Seu sentimento não mudou em nada. Ele queria voltar pra casa. Para Scully, para William. Mas os acontecimentos apenas contribuíam para piorar sua situação. Ele não poderia deixar que o seu egoísmo, sua solidão colocassem a todos eles em perigo.

Suspirando, ele passou a mão no rosto e olhou ao seu redor. Foi quando notou um jovem casal numa mesa de canto. Eles estavam comemorando alguma coisa... "Oh"

Era dia dos namorados? Já? Sim... já fazia mais de um mês que ele mandou aquela mensagem para Scully. Lembrou-se daquele dia a dois anos atrás que passaram juntos em Cape Cod. Parecia uma outra vida. Tanto havia se passado desde então...

O ideal era que estivessem todos juntos. Desta vez, poderiam sair e jantar em algum lugar bonito, passear depois com seu bebê, trocar presentes bem humorados... Infelizmente, nada daquilo era possível. Ele tinha que se concentrar naquilo e aumentar seus esforços para encontrar uma saída para as ameaças que os mantinham separados.

Pensou em Scully, sozinha com William... não, ela não estava exatamente sozinha. Ela tinha Doggett e Mônica... e os Pistoleiros... e Skinner. Aquilo o consolava: saber que eles tinham pessoas em que podiam confiar naquele momento difícil.

Uma ideia lhe ocorreu de repente. Ah, sim... havia algo que ele podia fazer. Ele já tinha terminado o que tinha ido fazer naquela cidade mesmo. Bastava que ele viajasse um pouco para um lado, mandasse sua mensagem e voltasse pelo outro lado e ele poderia fazer uma pequena surpresa para Scully.

"Ah, Scully..." Ele sorriu, saindo do restaurante imediatamente para que tudo desse certo. Imaginar o sorriso dela ao receber sua pequena surpresa o deixou um pouco mais feliz. Eles podiam não estar fisicamente juntos e ele podia não ter mais o seu trabalho, mas ainda estavam vivos e ainda tinham um ao outro. Ainda havia esperança.

By Josi.


***

Washington, DC. 2002.

Tinha acabado de amamentar William e ele dormia tranquilo em seus braços, em paz, feliz… simplesmente satisfeito! Como se nada mais houvesse no mundo, como se eles dois ali bastassem. Scully ainda não se acostumara a esta realidade. Para ser honesta, cada vez que olhava para seu filho, pensava no quão milagrosa era aquela criaturinha que carregava nos braços e em todos os acontecimentos que a levaram até ali… os Arquivos X, seu sequestro, quase morte por câncer como uma queima de arquivo, sua sobrevivência tão misteriosa e quase miraculosa também, descobrir que era estéril… e ainda saber para qual fim seus óvulos roubados estavam servindo, conhecer Emily e não poder adotá-la, tampouco salvá-la.
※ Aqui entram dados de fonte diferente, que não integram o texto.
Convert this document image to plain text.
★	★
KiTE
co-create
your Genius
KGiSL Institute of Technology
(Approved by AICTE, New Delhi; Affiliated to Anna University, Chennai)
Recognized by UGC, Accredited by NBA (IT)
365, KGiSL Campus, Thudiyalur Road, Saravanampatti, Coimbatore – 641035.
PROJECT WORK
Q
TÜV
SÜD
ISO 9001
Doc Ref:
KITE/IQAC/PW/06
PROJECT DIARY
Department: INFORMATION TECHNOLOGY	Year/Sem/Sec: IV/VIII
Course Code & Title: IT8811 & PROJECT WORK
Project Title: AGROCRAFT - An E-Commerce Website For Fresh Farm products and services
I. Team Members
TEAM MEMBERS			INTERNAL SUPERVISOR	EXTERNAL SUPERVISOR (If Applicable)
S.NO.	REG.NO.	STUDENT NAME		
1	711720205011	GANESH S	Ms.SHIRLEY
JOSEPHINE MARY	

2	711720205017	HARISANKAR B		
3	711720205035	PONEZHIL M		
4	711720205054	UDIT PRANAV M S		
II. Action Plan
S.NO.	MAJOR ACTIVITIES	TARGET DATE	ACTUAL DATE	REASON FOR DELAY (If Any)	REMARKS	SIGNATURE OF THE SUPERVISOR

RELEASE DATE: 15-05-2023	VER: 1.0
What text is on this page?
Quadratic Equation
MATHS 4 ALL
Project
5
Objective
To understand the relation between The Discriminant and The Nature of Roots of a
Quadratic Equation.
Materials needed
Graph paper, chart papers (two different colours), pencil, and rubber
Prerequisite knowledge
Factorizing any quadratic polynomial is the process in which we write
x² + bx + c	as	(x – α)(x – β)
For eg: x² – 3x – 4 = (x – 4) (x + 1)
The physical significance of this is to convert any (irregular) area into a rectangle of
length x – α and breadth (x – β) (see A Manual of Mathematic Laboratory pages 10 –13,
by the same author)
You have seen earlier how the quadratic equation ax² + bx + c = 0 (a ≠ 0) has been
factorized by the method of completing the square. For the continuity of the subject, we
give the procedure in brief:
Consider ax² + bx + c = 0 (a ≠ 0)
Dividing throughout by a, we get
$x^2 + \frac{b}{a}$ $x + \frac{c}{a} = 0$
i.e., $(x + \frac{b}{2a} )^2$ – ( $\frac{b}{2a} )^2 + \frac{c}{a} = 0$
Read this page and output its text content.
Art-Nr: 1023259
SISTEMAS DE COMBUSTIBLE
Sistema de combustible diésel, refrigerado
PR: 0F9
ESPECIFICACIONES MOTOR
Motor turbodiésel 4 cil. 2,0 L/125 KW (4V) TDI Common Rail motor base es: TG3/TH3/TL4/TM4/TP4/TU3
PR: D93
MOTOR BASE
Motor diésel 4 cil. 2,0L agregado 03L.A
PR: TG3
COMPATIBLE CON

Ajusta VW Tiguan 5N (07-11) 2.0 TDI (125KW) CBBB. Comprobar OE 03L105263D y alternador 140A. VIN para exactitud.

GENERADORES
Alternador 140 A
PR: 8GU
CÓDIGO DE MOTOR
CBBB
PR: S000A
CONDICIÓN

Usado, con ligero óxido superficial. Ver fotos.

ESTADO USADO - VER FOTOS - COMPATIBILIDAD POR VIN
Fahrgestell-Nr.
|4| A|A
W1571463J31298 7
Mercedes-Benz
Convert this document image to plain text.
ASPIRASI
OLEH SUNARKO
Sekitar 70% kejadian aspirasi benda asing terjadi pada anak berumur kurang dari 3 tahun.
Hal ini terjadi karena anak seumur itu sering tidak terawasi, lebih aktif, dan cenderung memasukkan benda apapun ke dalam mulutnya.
Scully tinha derramado tantas lágrimas, tantas noites chorou sozinha até dormir pensando que estava fadada, por tudo que fizeram com ela, à tristeza de não poder ser mãe. E então a vida quase lhe nocauteia com um acontecimento destes: estava grávida - e Mulder desaparecido, pior, abduzido… se um sequestro já era dramático, o quão pior era ter sido levado pelo desconhecido, sem muitas possibilidades de sequer por onde começar a procurar. Ela lembrava o quanto se sentiu impotente naqueles primeiros meses de sua gravidez. Agora, contemplando o rosto do amado filho, percebia o quanto ele parecia com Mulder, como tinham a mesma maneira de olhá-la, como isto era possível? Quando ele a olhava assim a saudade doía mais fundo. 

Infelizmente, ela não se acostumava com esta realidade tão dolorosa. Quase o perdeu há menos de um ano, passou pelo pesadelo de participar de seu funeral, de uma maneira inimaginável conseguiu salvá-lo de se tornar uma réplica alienígena, mas agora, estavam separados pela força dos acontecimentos. Era muito perigoso, nunca fora tão perigoso… mas seria seguro para ela e o seu filho? Ela seria capaz de prosseguir protegendo-o sem Mulder? Só sabia que sua vida, olhando para trás, parecia uma coleção de momentos tristes salpicados com algumas alegrias muito profundas e emoções inexplicáveis que lhe davam a sensação nostálgica de que, se fosse preciso, faria tudo de novo!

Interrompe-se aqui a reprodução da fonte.